Galton Village is a residential area of Smethwick, West Midlands, England. It takes its name from the iconic nearby Galton Bridge that was named after local business man Samuel Galton whose land the new BCN Main Line (lower level) canal was built through, the canal runs behind Galton Village as does the Stour Valley section of West Coast Mainline. The Oldbury Road runs through the area which begins next to Smethwick’s Galton Bridge railway station and ends at Spon Lane, next to a small shopping centre.

The original housing estate on the site of Galton Village, built by the new County Borough of Warley council in the late 1960s, was known as the West Smethwick Estate. This estate consisted of maisonettes and flats which were made from concrete, and earned it the nickname "Concrete Jungle". By the 1980s, many of the flats were empty or in disrepair, and the estate was blighted by unemployment and crime.

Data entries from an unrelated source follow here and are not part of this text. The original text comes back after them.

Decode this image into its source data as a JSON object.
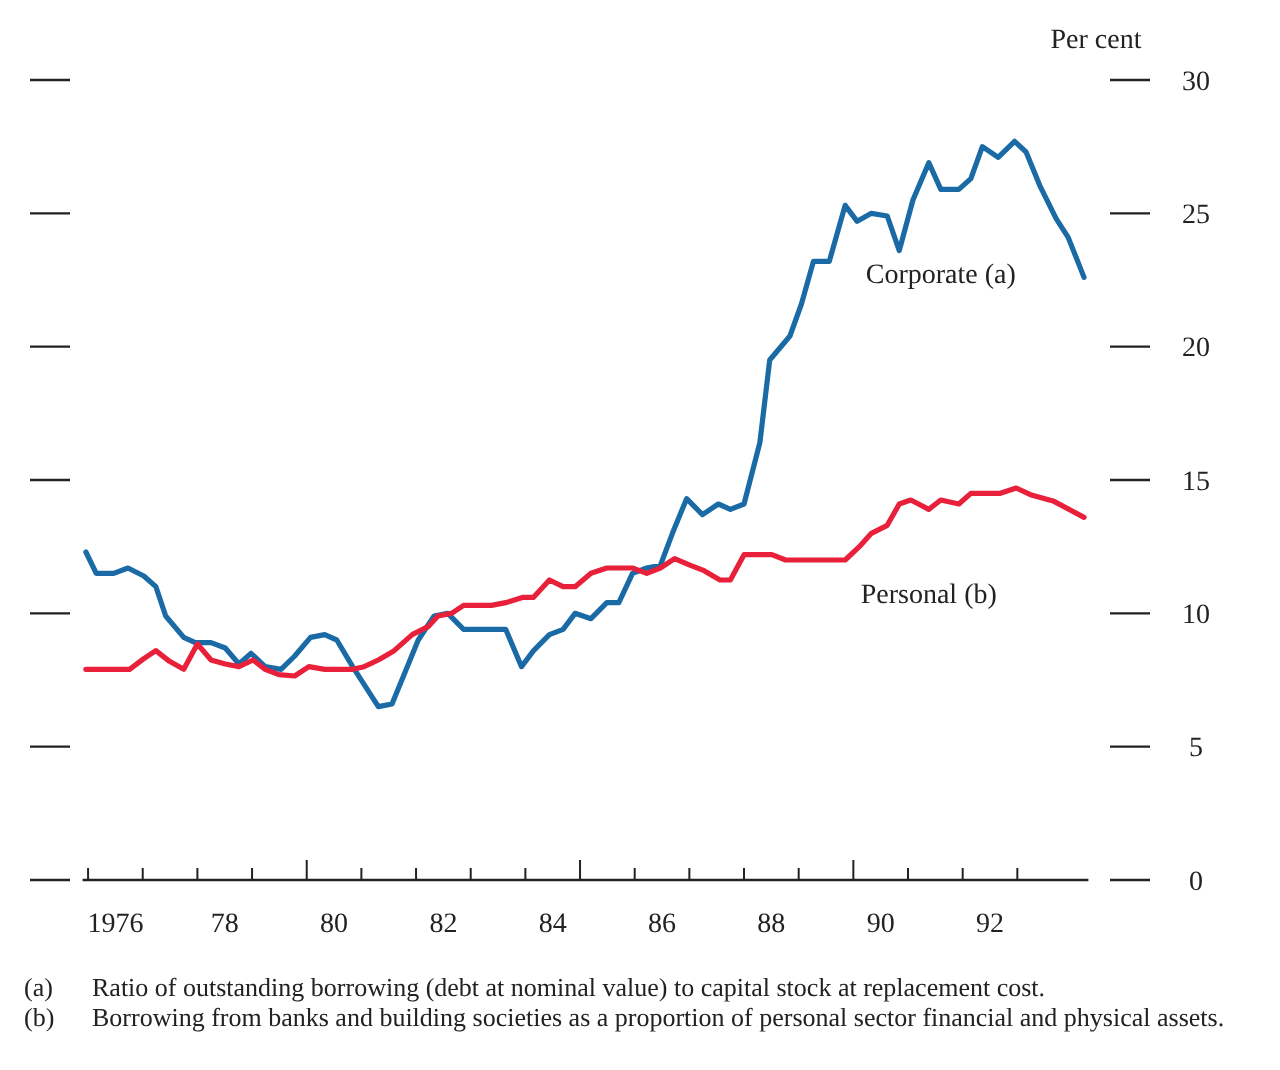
{
  "chart_data": {
    "type": "line",
    "ylabel": "Per cent",
    "xlim": [
      1975.4,
      1993.8
    ],
    "ylim": [
      0,
      30
    ],
    "xticks": [
      {
        "value": 1975.5,
        "label": null
      },
      {
        "value": 1976,
        "label": "1976"
      },
      {
        "value": 1976.5,
        "label": null
      },
      {
        "value": 1977.5,
        "label": null
      },
      {
        "value": 1978,
        "label": "78"
      },
      {
        "value": 1978.5,
        "label": null
      },
      {
        "value": 1979.5,
        "label": null
      },
      {
        "value": 1980,
        "label": "80"
      },
      {
        "value": 1980.5,
        "label": null
      },
      {
        "value": 1981.5,
        "label": null
      },
      {
        "value": 1982,
        "label": "82"
      },
      {
        "value": 1982.5,
        "label": null
      },
      {
        "value": 1983.5,
        "label": null
      },
      {
        "value": 1984,
        "label": "84"
      },
      {
        "value": 1984.5,
        "label": null
      },
      {
        "value": 1985.5,
        "label": null
      },
      {
        "value": 1986,
        "label": "86"
      },
      {
        "value": 1986.5,
        "label": null
      },
      {
        "value": 1987.5,
        "label": null
      },
      {
        "value": 1988,
        "label": "88"
      },
      {
        "value": 1988.5,
        "label": null
      },
      {
        "value": 1989.5,
        "label": null
      },
      {
        "value": 1990,
        "label": "90"
      },
      {
        "value": 1990.5,
        "label": null
      },
      {
        "value": 1991.5,
        "label": null
      },
      {
        "value": 1992,
        "label": "92"
      },
      {
        "value": 1992.5,
        "label": null
      }
    ],
    "yticks": [
      0,
      5,
      10,
      15,
      20,
      25,
      30
    ],
    "series": [
      {
        "name": "Corporate (a)",
        "color": "#1a6aa6",
        "x": [
          1975.46,
          1975.65,
          1975.97,
          1976.23,
          1976.52,
          1976.74,
          1976.92,
          1977.25,
          1977.46,
          1977.75,
          1978.01,
          1978.26,
          1978.48,
          1978.74,
          1979.03,
          1979.28,
          1979.57,
          1979.83,
          1980.05,
          1980.34,
          1980.81,
          1981.06,
          1981.28,
          1981.54,
          1981.83,
          1982.08,
          1982.37,
          1982.88,
          1983.14,
          1983.43,
          1983.65,
          1983.94,
          1984.19,
          1984.41,
          1984.7,
          1984.99,
          1985.21,
          1985.46,
          1985.72,
          1985.97,
          1986.19,
          1986.45,
          1986.74,
          1987.03,
          1987.25,
          1987.5,
          1987.79,
          1987.97,
          1988.34,
          1988.55,
          1988.77,
          1989.06,
          1989.35,
          1989.57,
          1989.83,
          1990.12,
          1990.34,
          1990.59,
          1990.88,
          1991.1,
          1991.43,
          1991.65,
          1991.86,
          1992.15,
          1992.45,
          1992.66,
          1992.92,
          1993.21,
          1993.43,
          1993.72
        ],
        "values": [
          12.3,
          11.5,
          11.5,
          11.7,
          11.4,
          11.0,
          9.9,
          9.1,
          8.9,
          8.9,
          8.7,
          8.1,
          8.5,
          8.0,
          7.9,
          8.4,
          9.1,
          9.2,
          9.0,
          8.0,
          6.5,
          6.6,
          7.7,
          9.0,
          9.9,
          10.0,
          9.4,
          9.4,
          9.4,
          8.0,
          8.6,
          9.2,
          9.4,
          10.0,
          9.8,
          10.4,
          10.4,
          11.5,
          11.7,
          11.8,
          13.0,
          14.3,
          13.7,
          14.1,
          13.9,
          14.1,
          16.4,
          19.5,
          20.4,
          21.6,
          23.2,
          23.2,
          25.3,
          24.7,
          25.0,
          24.9,
          23.6,
          25.5,
          26.9,
          25.9,
          25.9,
          26.3,
          27.5,
          27.1,
          27.7,
          27.3,
          26.0,
          24.8,
          24.1,
          22.6
        ]
      },
      {
        "name": "Personal (b)",
        "color": "#e8203a",
        "x": [
          1975.46,
          1976.26,
          1976.52,
          1976.74,
          1976.99,
          1977.25,
          1977.5,
          1977.75,
          1978.01,
          1978.26,
          1978.52,
          1978.74,
          1978.99,
          1979.28,
          1979.54,
          1979.83,
          1980.34,
          1980.55,
          1980.81,
          1981.1,
          1981.43,
          1981.72,
          1981.9,
          1982.15,
          1982.37,
          1982.88,
          1983.14,
          1983.46,
          1983.65,
          1983.94,
          1984.19,
          1984.41,
          1984.7,
          1984.99,
          1985.46,
          1985.72,
          1985.97,
          1986.23,
          1986.52,
          1986.77,
          1987.06,
          1987.25,
          1987.5,
          1988.01,
          1988.26,
          1989.35,
          1989.61,
          1989.83,
          1990.12,
          1990.34,
          1990.55,
          1990.88,
          1991.1,
          1991.43,
          1991.65,
          1992.19,
          1992.48,
          1992.74,
          1993.17,
          1993.72
        ],
        "values": [
          7.9,
          7.9,
          8.3,
          8.6,
          8.2,
          7.9,
          8.85,
          8.25,
          8.1,
          8.0,
          8.25,
          7.9,
          7.7,
          7.65,
          8.0,
          7.9,
          7.9,
          8.0,
          8.25,
          8.6,
          9.2,
          9.5,
          9.9,
          10.0,
          10.3,
          10.3,
          10.4,
          10.6,
          10.6,
          11.25,
          11.0,
          11.0,
          11.5,
          11.7,
          11.7,
          11.5,
          11.7,
          12.05,
          11.8,
          11.6,
          11.25,
          11.25,
          12.2,
          12.2,
          12.0,
          12.0,
          12.5,
          13.0,
          13.3,
          14.1,
          14.25,
          13.9,
          14.25,
          14.1,
          14.5,
          14.5,
          14.7,
          14.45,
          14.2,
          13.6
        ]
      }
    ],
    "line_style": "solid",
    "annotations": [
      "(a)\tRatio of outstanding borrowing (debt at nominal value) to capital stock at replacement cost.",
      "(b)\tBorrowing from banks and building societies as a proportion of personal sector financial and physical assets."
    ]
  }
}
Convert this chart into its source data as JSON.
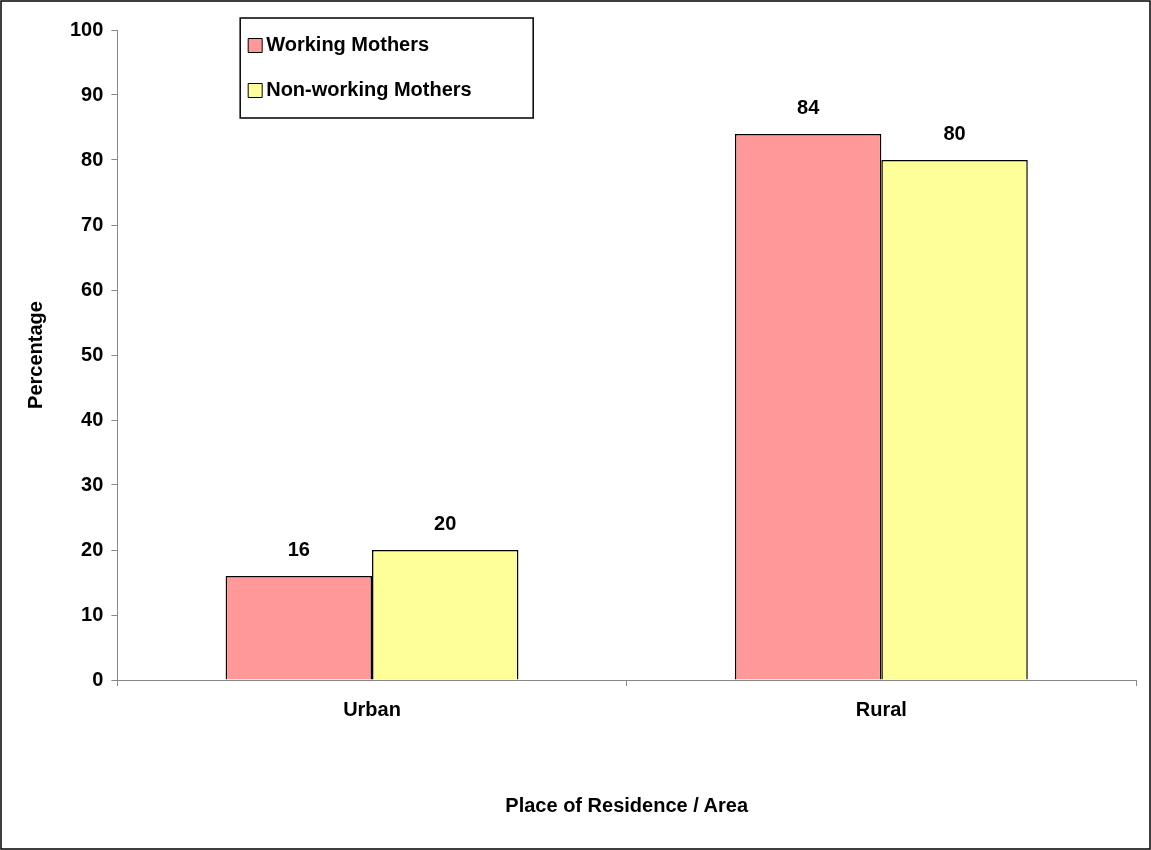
{
  "chart_data": {
    "type": "bar",
    "xlabel": "Place of Residence / Area",
    "ylabel": "Percentage",
    "categories": [
      "Urban",
      "Rural"
    ],
    "series": [
      {
        "name": "Working Mothers",
        "color": "#ff9999",
        "values": [
          16,
          84
        ]
      },
      {
        "name": "Non-working Mothers",
        "color": "#ffff99",
        "values": [
          20,
          80
        ]
      }
    ],
    "ylim": [
      0,
      100
    ],
    "yticks": [
      0,
      10,
      20,
      30,
      40,
      50,
      60,
      70,
      80,
      90,
      100
    ],
    "grid": false,
    "legend": "top",
    "data_labels": true
  }
}
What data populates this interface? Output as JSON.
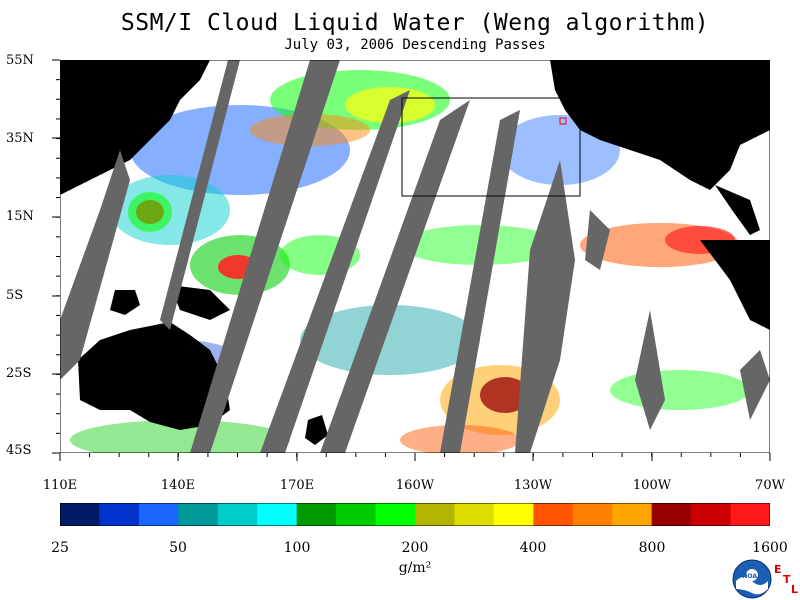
{
  "title": "SSM/I Cloud Liquid Water (Weng algorithm)",
  "subtitle": "July 03, 2006  Descending Passes",
  "lat_labels": [
    "55N",
    "35N",
    "15N",
    "5S",
    "25S",
    "45S"
  ],
  "lon_labels": [
    "110E",
    "140E",
    "170E",
    "160W",
    "130W",
    "100W",
    "70W"
  ],
  "colorbar": {
    "tick_labels": [
      "25",
      "50",
      "100",
      "200",
      "400",
      "800",
      "1600"
    ],
    "units": "g/m²",
    "colors": [
      "#001a66",
      "#0033cc",
      "#1a66ff",
      "#009999",
      "#00cccc",
      "#00ffff",
      "#009900",
      "#00cc00",
      "#00ff00",
      "#b3b300",
      "#dddd00",
      "#ffff00",
      "#ff5500",
      "#ff8000",
      "#ffa500",
      "#990000",
      "#cc0000",
      "#ff1a1a"
    ]
  },
  "logo": {
    "text": "NOAA",
    "badge": "ETL"
  }
}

At the beginning of the 1990s, Sandwell MBC decided to demolish the estate.

Between 1992 and 1997, the estate was completely redeveloped. The swathe of concrete buildings had been cleared to make way for modern and attractive low-rise housing. The West Smethwick Estate title was abandoned in favour of Galton Village.

Just to the south of Galton Village is West Smethwick and its park; the area sits on the border with West Bromwich to the north and Oldbury to the west. As stated above, the Oldbury Road runs through its heart; this is a collective main thoroughfare the A457 from Birmingham.

It is not to be confused with the Galton council estate in neighbouring Oldbury, which was developed during the 1920s and 1930s.